Not to be forgotten is the bling - the winning team's Super Bowl rings.  The NFL foots the bill for these rings which keep getting bigger and bigger, in price and design.  The rings given to the Packers in 1967 featured a one-carat diamond and were valued at $750 each.  Today, the NFL allots the winning team up to 150 rings at a price of $5,000 per ring.  Every Super Bowl ring has on it the player's name, the score of the game, the team insignia, and the Super Bowl logo.  The team can add any other features they want to have included.  The Patriots' rings for Super Bowl XXXIX featured 124 diamonds and weighed more than a quarter pound.

What about records for the game itself?  From the NFL website, here are some super statistics:

Most points scored by a team - 55 - by San Francisco vs. Denver in Super Bowl XXIV.

Fewest points scored by a team - 3 - by Miami vs. Dallas in Super Bowl VI.

Most total points - 75 - San Francisco (49) vs. San Diego (26) in Super Bowl XXIX.

Most appearances by a team in a Super Bowl - 8 - Dallas Cowboys.

Most Super Bowl wins by a team - 6 - Pittsburgh Steelers.

Most games coached - 6 - Don Shula (Baltimore and Miami).

Most games won by a head coach - 4 - Chuck Noll (Pittsburgh Steelers).

Longest Field Goal - 54 yards - Steve Christie (Buffalo) vs. Dallas in Super Bowl XXVIII in Atlanta.

Most TD passes in a game - 6 - Steve Young, of San Francisco vs. San Diego - Super Bowl XXIX.

Most passing yards in one game - 414 - Kurt Warner (St. Louis) vs. Arizona - Super Bowl XXXIV.

Most passes intercepted in a Super Bowl career - 8 - John Elway (Denver) - 5 games!

Most rushing touchdowns - 3 - Terrell Davis (Denver) vs. Green Bay - Super Bowl XXXII.

Jerry Rice records - Most TD receptions in a game - 3, Most TD receptions in his Super Bowl career - 8 (in 4 gmes), Most yards receiving in one game - 215 (11 catches in Super Bowl XXIII, Most career points - 48 - (4 games, 8 TDs).

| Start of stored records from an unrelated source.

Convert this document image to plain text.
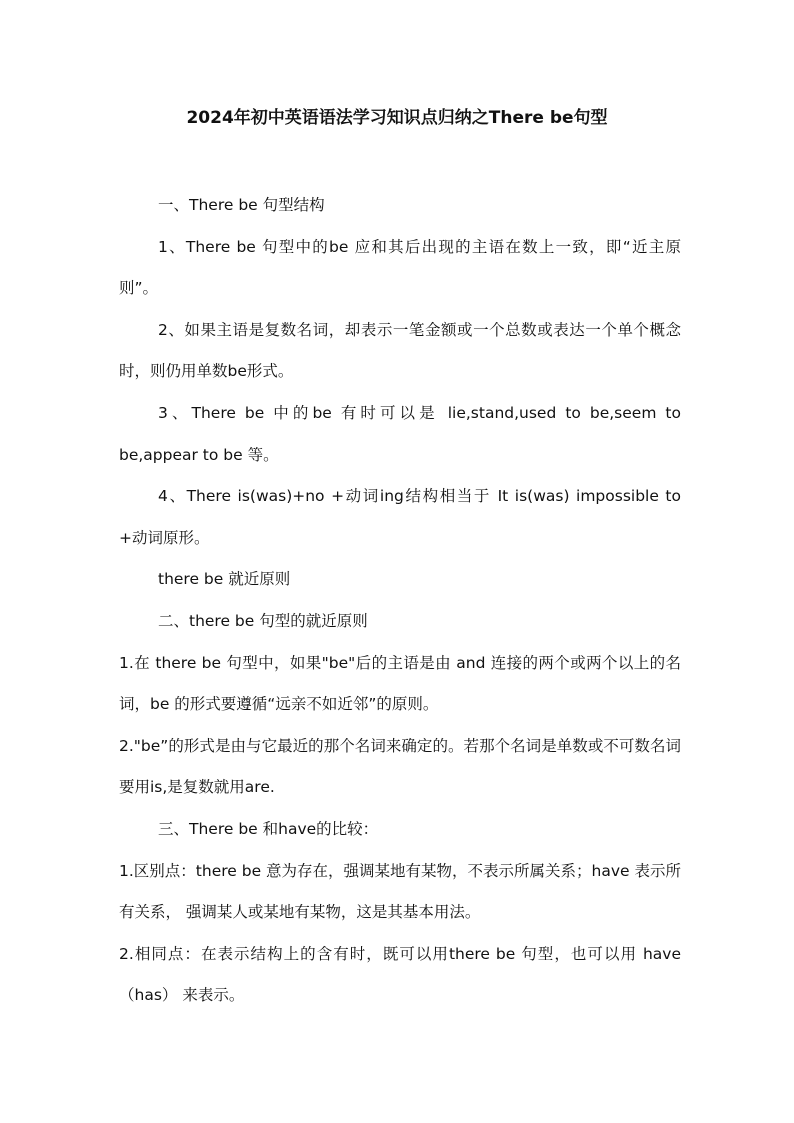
2024年初中英语语法学习知识点归纳之There be句型

一、There be 句型结构

1、There be 句型中的be 应和其后出现的主语在数上一致，即“近主原则”。

2、如果主语是复数名词，却表示一笔金额或一个总数或表达一个单个概念时，则仍用单数be形式。

3、There be 中的be 有时可以是 lie,stand,used to be,seem to be,appear to be 等。

4、There is(was)+no +动词ing结构相当于 It is(was) impossible to +动词原形。

there be 就近原则

二、there be 句型的就近原则

1.在 there be 句型中，如果"be"后的主语是由 and 连接的两个或两个以上的名词，be 的形式要遵循“远亲不如近邻”的原则。

2."be”的形式是由与它最近的那个名词来确定的。若那个名词是单数或不可数名词要用is,是复数就用are.

三、There be 和have的比较：

1.区别点：there be 意为存在，强调某地有某物，不表示所属关系；have 表示所有关系， 强调某人或某地有某物，这是其基本用法。

2.相同点：在表示结构上的含有时，既可以用there be 句型，也可以用 have（has） 来表示。
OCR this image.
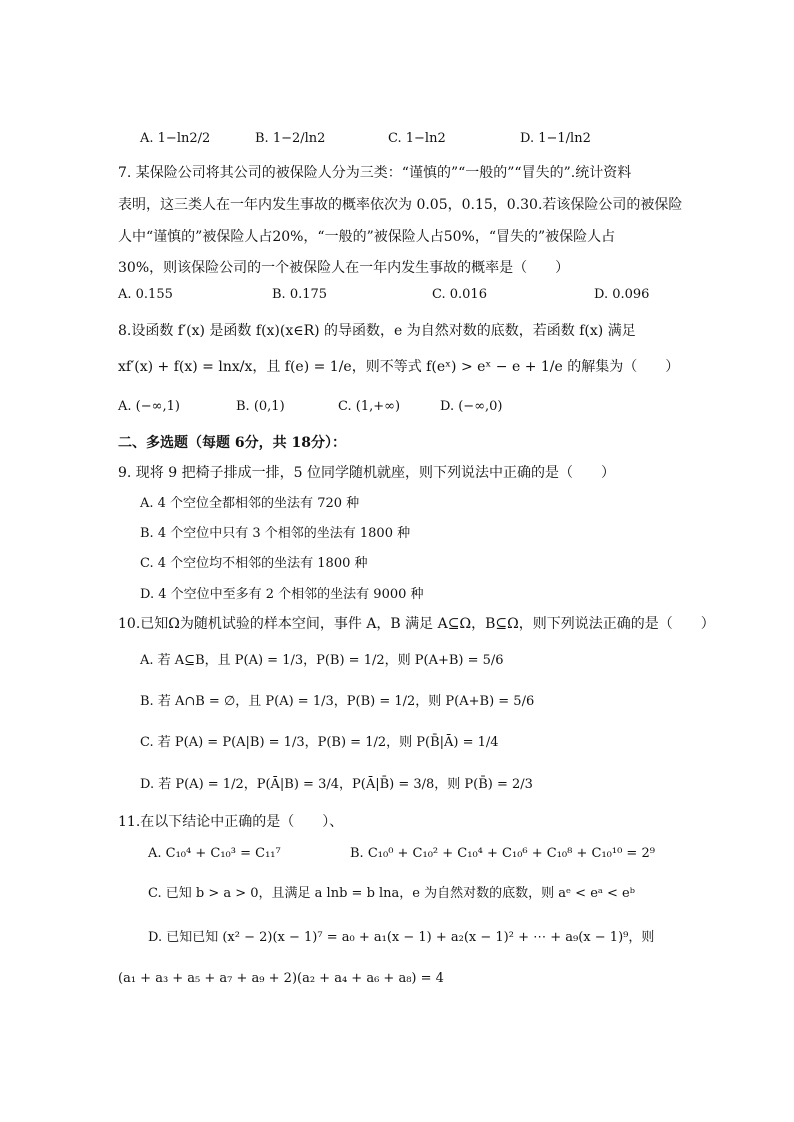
A. 1−ln2/2	B. 1−2/ln2	C. 1−ln2	D. 1−1/ln2
7. 某保险公司将其公司的被保险人分为三类：“谨慎的”“一般的”“冒失的”.统计资料
表明，这三类人在一年内发生事故的概率依次为 0.05，0.15，0.30.若该保险公司的被保险
人中“谨慎的”被保险人占20%，“一般的”被保险人占50%，“冒失的”被保险人占
30%，则该保险公司的一个被保险人在一年内发生事故的概率是（　　）
A. 0.155	B. 0.175	C. 0.016	D. 0.096
8.设函数 f′(x) 是函数 f(x)(x∈R) 的导函数，e 为自然对数的底数，若函数 f(x) 满足
xf′(x) + f(x) = lnx/x，且 f(e) = 1/e，则不等式 f(eˣ) > eˣ − e + 1/e 的解集为（　　）
A. (−∞,1)	B. (0,1)	C. (1,+∞)	D. (−∞,0)
二、多选题（每题 6分，共 18分）：
9. 现将 9 把椅子排成一排，5 位同学随机就座，则下列说法中正确的是（　　）
A. 4 个空位全都相邻的坐法有 720 种
B. 4 个空位中只有 3 个相邻的坐法有 1800 种
C. 4 个空位均不相邻的坐法有 1800 种
D. 4 个空位中至多有 2 个相邻的坐法有 9000 种
10.已知Ω为随机试验的样本空间，事件 A，B 满足 A⊆Ω，B⊆Ω，则下列说法正确的是（　　）
A. 若 A⊆B，且 P(A) = 1/3，P(B) = 1/2，则 P(A+B) = 5/6
B. 若 A∩B = ∅，且 P(A) = 1/3，P(B) = 1/2，则 P(A+B) = 5/6
C. 若 P(A) = P(A|B) = 1/3，P(B) = 1/2，则 P(B̄|Ā) = 1/4
D. 若 P(A) = 1/2，P(Ā|B) = 3/4，P(Ā|B̄) = 3/8，则 P(B̄) = 2/3
11.在以下结论中正确的是（　　）、
A. C₁₀⁴ + C₁₀³ = C₁₁⁷	B. C₁₀⁰ + C₁₀² + C₁₀⁴ + C₁₀⁶ + C₁₀⁸ + C₁₀¹⁰ = 2⁹
C. 已知 b > a > 0，且满足 a lnb = b lna，e 为自然对数的底数，则 aᵉ < eᵃ < eᵇ
D. 已知已知 (x² − 2)(x − 1)⁷ = a₀ + a₁(x − 1) + a₂(x − 1)² + ⋯ + a₉(x − 1)⁹，则
(a₁ + a₃ + a₅ + a₇ + a₉ + 2)(a₂ + a₄ + a₆ + a₈) = 4
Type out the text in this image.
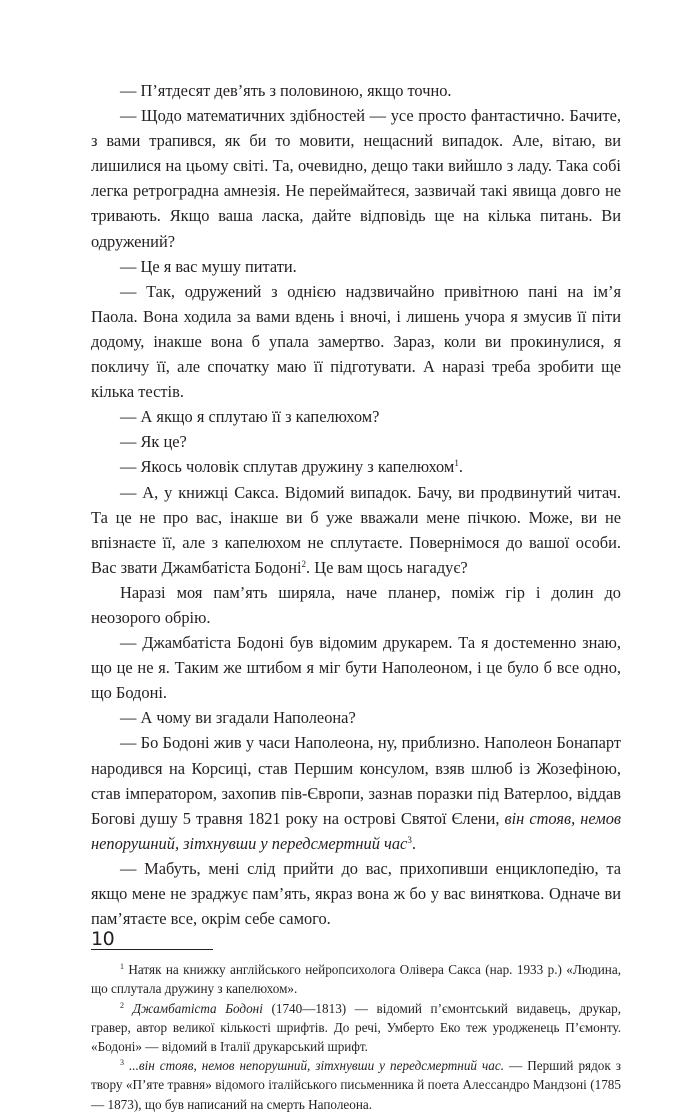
— П’ятдесят дев’ять з половиною, якщо точно.

— Щодо математичних здібностей — усе просто фантастично. Бачите, з вами трапився, як би то мовити, нещасний випадок. Але, вітаю, ви лишилися на цьому світі. Та, очевидно, дещо таки вийшло з ладу. Така собі легка ретроградна амнезія. Не переймайтеся, зазвичай такі явища довго не тривають. Якщо ваша ласка, дайте відповідь ще на кілька питань. Ви одружений?

— Це я вас мушу питати.

— Так, одружений з однією надзвичайно привітною пані на ім’я Паола. Вона ходила за вами вдень і вночі, і лишень учора я змусив її піти додому, інакше вона б упала замертво. Зараз, коли ви прокинулися, я покличу її, але спочатку маю її підготувати. А наразі треба зробити ще кілька тестів.

— А якщо я сплутаю її з капелюхом?

— Як це?

— Якось чоловік сплутав дружину з капелюхом$^1$.

— А, у книжці Сакса. Відомий випадок. Бачу, ви продвинутий читач. Та це не про вас, інакше ви б уже вважали мене пічкою. Може, ви не впізнаєте її, але з капелюхом не сплутаєте. Повернімося до вашої особи. Вас звати Джамбатіста Бодоні$^2$. Це вам щось нагадує?

Наразі моя пам’ять ширяла, наче планер, поміж гір і долин до неозорого обрію.

— Джамбатіста Бодоні був відомим друкарем. Та я достеменно знаю, що це не я. Таким же штибом я міг бути Наполеоном, і це було б все одно, що Бодоні.

— А чому ви згадали Наполеона?

— Бо Бодоні жив у часи Наполеона, ну, приблизно. Наполеон Бонапарт народився на Корсиці, став Першим консулом, взяв шлюб із Жозефіною, став імператором, захопив пів-Європи, зазнав поразки під Ватерлоо, віддав Богові душу 5 травня 1821 року на острові Святої Єлени, він стояв, немов непорушний, зітхнувши у передсмертний час$^3$.

— Мабуть, мені слід прийти до вас, прихопивши енциклопедію, та якщо мене не зраджує пам’ять, якраз вона ж бо у вас виняткова. Одначе ви пам’ятаєте все, окрім себе самого.

$^1$ Натяк на книжку англійського нейропсихолога Олівера Сакса (нар. 1933 р.) «Людина, що сплутала дружину з капелюхом».

$^2$ Джамбатіста Бодоні (1740—1813) — відомий п’ємонтський видавець, друкар, гравер, автор великої кількості шрифтів. До речі, Умберто Еко теж уродженець П’ємонту. «Бодоні» — відомий в Італії друкарський шрифт.

$^3$ ...він стояв, немов непорушний, зітхнувши у передсмертний час. — Перший рядок з твору «П’яте травня» відомого італійського письменника й поета Алессандро Мандзоні (1785 — 1873), що був написаний на смерть Наполеона.

10
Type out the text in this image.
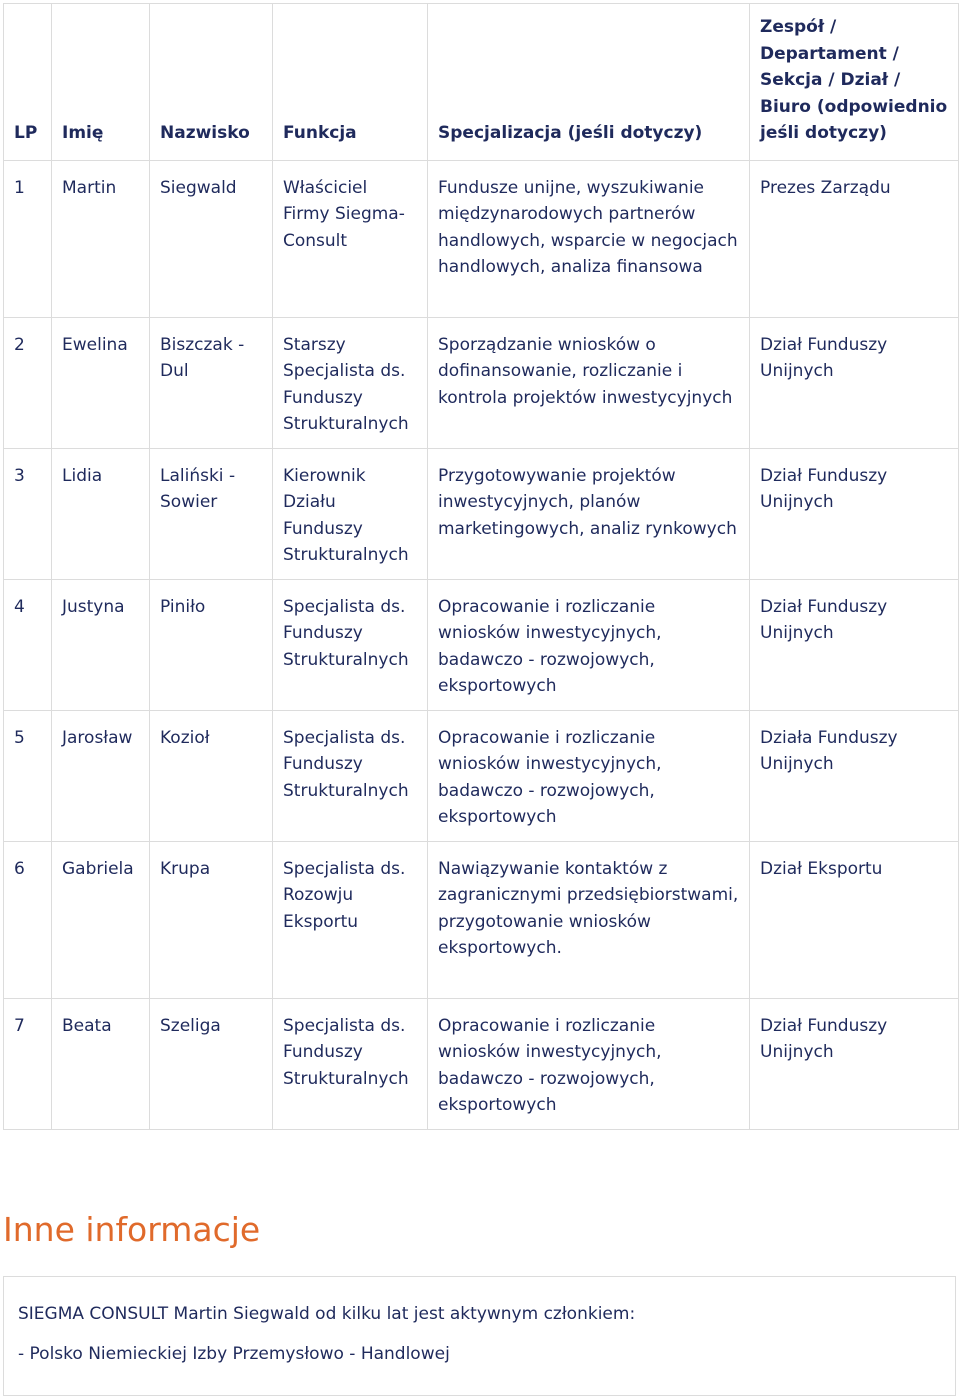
LP	Imię	Nazwisko	Funkcja	Specjalizacja (jeśli dotyczy)	Zespół / Departament / Sekcja / Dział / Biuro (odpowiednio jeśli dotyczy)
1	Martin	Siegwald	Właściciel Firmy Siegma-Consult	Fundusze unijne, wyszukiwanie międzynarodowych partnerów handlowych, wsparcie w negocjach handlowych, analiza finansowa	Prezes Zarządu
2	Ewelina	Biszczak - Dul	Starszy Specjalista ds. Funduszy Strukturalnych	Sporządzanie wniosków o dofinansowanie, rozliczanie i kontrola projektów inwestycyjnych	Dział Funduszy Unijnych
3	Lidia	Laliński - Sowier	Kierownik Działu Funduszy Strukturalnych	Przygotowywanie projektów inwestycyjnych, planów marketingowych, analiz rynkowych	Dział Funduszy Unijnych
4	Justyna	Piniło	Specjalista ds. Funduszy Strukturalnych	Opracowanie i rozliczanie wniosków inwestycyjnych, badawczo - rozwojowych, eksportowych	Dział Funduszy Unijnych
5	Jarosław	Kozioł	Specjalista ds. Funduszy Strukturalnych	Opracowanie i rozliczanie wniosków inwestycyjnych, badawczo - rozwojowych, eksportowych	Działa Funduszy Unijnych
6	Gabriela	Krupa	Specjalista ds. Rozowju Eksportu	Nawiązywanie kontaktów z zagranicznymi przedsiębiorstwami, przygotowanie wniosków eksportowych.	Dział Eksportu
7	Beata	Szeliga	Specjalista ds. Funduszy Strukturalnych	Opracowanie i rozliczanie wniosków inwestycyjnych, badawczo - rozwojowych, eksportowych	Dział Funduszy Unijnych
Inne informacje

SIEGMA CONSULT Martin Siegwald od kilku lat jest aktywnym członkiem:

- Polsko Niemieckiej Izby Przemysłowo - Handlowej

Largest crowd (and no, it wasn't at Jerry Jones' palace in Dallas) - 103,985 at the Rose Bowl in 1989 - Super Bowl XIV - Steelers vs. L.A. Rams (2011 in Dallas - attendance was 103,219).

There has never been a Super Bowl game that has gone into overtime.

Super Bowl XLVI, from Indianapolis, kicks off Sunday, Feb. 5 at 6:30 pm.  Enjoy the game!

 

Featured Book of the Month:

The Long Snapper:  A Second Chance, A Super Bowl, A Lesson for Life by Jeffrey Marx. (796.332092 K51L).

"The book chronicles the improbable and inspirational journey of Brian Kinchen, a family man and Bible school teacher three years retired from the NFL who was recalled to play for the New England Patriots in their drive to Super Bowl XXXVIII."

 

Coming Up:

The Daytona 500 on February 26, 2012 at 1:00 pm.  Last year's champion, Trevor Bayne was just 20 years and one day old when he won, making him the youngest to ever win the race.